For short, fulfilment by Amazon, or FBA, is an Amazon program that allows third-party sellers to offload most of their warehouse operations to Amazon for an extra fee. One estimate puts the number of third-party sellers on Amazon at around 5 million, with nearly all sellers using FBA (92%). This number appears to be growing exponentially at the moment, with more than 1 million sellers joining the platform the previous year. Achieving more than $200 bn in sales last year, FBA businesses are now responsible for more than half of Amazon’s total sales - as shown below - and have drawn a lot of attention from investors known as FBA Acquirers.
FBA acquirers are digital consumer goods companies that acquire, develop and operate FBA businesses. With already 50 confirmed intuitional private equity acquirers, investors have poured almost $1 billion into buying up small merchants on Amazon last year. One of those institutions is Thrasio, founded in 2018 in Walpole, Massachusetts. Since then, Thrasio has been growing exponentially, becoming one of the largest FBA acquirers. In a matter of only two years, Thrasio has received a total of $1.6 billion in funding, hired 700 employees, and bought up to a hundred brands in its portfolio. The company is used to moving fast.
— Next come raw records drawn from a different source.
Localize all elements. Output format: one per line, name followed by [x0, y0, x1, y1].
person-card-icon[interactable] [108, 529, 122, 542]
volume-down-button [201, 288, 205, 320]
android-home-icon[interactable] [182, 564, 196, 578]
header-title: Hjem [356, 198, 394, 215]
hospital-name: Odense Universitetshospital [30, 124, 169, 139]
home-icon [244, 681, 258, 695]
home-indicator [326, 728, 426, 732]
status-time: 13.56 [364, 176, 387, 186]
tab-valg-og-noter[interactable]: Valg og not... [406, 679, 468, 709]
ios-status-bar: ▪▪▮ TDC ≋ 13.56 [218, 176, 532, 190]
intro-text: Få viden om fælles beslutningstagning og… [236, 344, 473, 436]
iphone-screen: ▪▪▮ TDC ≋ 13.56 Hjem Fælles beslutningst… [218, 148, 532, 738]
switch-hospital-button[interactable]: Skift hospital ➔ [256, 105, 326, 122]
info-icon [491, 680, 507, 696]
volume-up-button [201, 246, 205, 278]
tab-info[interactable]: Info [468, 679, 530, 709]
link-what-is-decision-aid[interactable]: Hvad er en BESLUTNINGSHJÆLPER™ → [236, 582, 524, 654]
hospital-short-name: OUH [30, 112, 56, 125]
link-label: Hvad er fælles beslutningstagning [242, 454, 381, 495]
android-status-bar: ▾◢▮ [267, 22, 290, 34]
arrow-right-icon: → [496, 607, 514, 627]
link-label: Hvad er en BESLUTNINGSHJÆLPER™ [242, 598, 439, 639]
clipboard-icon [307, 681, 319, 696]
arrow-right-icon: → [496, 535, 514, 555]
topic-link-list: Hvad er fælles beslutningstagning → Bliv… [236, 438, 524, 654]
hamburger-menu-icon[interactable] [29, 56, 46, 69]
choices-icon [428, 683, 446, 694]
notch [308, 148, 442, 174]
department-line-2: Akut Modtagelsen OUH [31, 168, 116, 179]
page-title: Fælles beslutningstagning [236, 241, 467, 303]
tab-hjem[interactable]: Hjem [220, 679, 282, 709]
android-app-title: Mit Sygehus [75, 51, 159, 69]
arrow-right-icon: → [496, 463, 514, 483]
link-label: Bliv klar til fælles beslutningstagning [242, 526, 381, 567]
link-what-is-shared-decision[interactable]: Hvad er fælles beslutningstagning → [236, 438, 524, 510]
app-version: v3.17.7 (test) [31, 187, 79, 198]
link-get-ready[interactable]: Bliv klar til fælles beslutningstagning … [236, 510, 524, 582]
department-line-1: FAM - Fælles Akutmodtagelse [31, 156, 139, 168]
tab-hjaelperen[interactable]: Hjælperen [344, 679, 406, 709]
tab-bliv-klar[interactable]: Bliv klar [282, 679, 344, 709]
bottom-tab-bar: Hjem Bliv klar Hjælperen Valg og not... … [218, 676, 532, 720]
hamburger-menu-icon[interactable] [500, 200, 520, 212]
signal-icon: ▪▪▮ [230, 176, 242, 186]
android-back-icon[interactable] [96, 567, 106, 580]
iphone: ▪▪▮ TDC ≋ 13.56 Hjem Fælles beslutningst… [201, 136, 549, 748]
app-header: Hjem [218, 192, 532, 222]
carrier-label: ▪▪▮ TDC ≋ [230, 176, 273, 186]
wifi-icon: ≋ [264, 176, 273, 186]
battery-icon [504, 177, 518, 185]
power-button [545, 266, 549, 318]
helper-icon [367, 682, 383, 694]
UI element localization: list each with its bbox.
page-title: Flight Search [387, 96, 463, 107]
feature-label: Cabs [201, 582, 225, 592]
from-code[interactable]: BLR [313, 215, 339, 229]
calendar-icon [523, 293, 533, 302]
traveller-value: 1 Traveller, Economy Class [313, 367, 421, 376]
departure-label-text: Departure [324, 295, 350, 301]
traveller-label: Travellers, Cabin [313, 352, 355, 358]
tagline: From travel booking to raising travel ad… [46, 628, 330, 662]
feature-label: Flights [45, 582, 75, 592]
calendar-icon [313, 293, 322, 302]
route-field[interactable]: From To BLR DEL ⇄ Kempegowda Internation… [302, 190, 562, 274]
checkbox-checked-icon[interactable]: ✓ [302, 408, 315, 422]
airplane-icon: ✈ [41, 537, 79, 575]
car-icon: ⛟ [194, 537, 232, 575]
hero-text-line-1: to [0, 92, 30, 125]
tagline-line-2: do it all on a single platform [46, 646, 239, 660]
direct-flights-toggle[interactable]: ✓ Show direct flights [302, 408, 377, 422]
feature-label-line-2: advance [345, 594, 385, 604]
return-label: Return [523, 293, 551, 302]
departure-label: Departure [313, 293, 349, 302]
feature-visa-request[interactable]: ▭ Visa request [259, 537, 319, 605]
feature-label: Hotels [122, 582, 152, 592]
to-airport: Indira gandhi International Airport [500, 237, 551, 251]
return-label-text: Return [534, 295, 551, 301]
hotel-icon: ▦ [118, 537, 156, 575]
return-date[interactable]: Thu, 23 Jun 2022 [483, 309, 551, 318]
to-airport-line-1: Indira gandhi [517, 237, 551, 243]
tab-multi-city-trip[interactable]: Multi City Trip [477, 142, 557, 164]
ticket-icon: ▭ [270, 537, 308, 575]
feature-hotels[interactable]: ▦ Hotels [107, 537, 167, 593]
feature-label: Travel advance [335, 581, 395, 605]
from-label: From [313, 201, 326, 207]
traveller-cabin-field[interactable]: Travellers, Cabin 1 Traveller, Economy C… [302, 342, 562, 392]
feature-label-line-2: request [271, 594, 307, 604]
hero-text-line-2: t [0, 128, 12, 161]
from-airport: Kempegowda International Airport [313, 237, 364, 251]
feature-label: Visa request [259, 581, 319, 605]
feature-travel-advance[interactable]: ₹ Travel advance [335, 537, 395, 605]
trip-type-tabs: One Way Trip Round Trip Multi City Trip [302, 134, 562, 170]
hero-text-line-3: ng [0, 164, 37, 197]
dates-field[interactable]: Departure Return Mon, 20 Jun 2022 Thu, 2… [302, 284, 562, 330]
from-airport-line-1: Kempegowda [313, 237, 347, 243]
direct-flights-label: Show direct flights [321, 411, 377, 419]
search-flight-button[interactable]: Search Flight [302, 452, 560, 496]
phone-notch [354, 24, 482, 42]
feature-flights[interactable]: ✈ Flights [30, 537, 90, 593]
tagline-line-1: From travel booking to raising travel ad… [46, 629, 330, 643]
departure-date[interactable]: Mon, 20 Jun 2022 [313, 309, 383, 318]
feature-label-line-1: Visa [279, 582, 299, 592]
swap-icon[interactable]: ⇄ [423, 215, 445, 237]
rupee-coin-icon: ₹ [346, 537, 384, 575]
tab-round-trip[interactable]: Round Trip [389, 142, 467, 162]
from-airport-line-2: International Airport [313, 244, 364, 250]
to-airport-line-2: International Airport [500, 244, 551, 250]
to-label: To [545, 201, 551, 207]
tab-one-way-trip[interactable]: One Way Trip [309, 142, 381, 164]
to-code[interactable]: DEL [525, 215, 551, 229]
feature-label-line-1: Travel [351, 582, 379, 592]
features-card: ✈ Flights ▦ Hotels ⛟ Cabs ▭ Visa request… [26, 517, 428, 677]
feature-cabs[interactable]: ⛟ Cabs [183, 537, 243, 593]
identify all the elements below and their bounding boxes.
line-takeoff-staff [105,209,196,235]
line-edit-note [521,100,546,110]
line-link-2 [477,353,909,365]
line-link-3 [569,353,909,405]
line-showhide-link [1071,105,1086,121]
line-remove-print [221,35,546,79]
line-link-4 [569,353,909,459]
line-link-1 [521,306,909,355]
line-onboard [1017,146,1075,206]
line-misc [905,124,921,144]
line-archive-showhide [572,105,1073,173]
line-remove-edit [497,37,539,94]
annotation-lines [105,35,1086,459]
On an average of 35 days, Thrasio can contact lucrative brands, exert a fair valuation based on value metrics, and offer between two to four times net profits plus salary (inventory to be determined) to purchase a brand.
FBA acquirers are growing incredibly fast, aspiring to revolutionize the consumer goods industry. While the brick-and-mortar multinationals, such as P&G or L’Oréal, undergo massive digital transformations, underdogs companies, such as Thrasio or Heyday, chose to purchase FBA businesses. Their strategy is to develop a portfolio of small digitally native third-party private-label sellers destined to become eCommerce successes. According to industry experts, thirty thousand small FBA businesses, with revenue of more than $1 million a year, could be potentially purchased, so roughly a total addressable market of at least $30 billons. After the sale, FBA acquirers deploy considerable resources, technologies, and expertise in order to quickly scale the brand that would otherwise have most likely failed to do so alone.
While the amounts invested into FBA businesses are colossal, almost $3 Billion, it is still relatively small compared to the potential market size. Therefore, we predict that there is room for growth and other FBA businesses' acquirers to enter the market.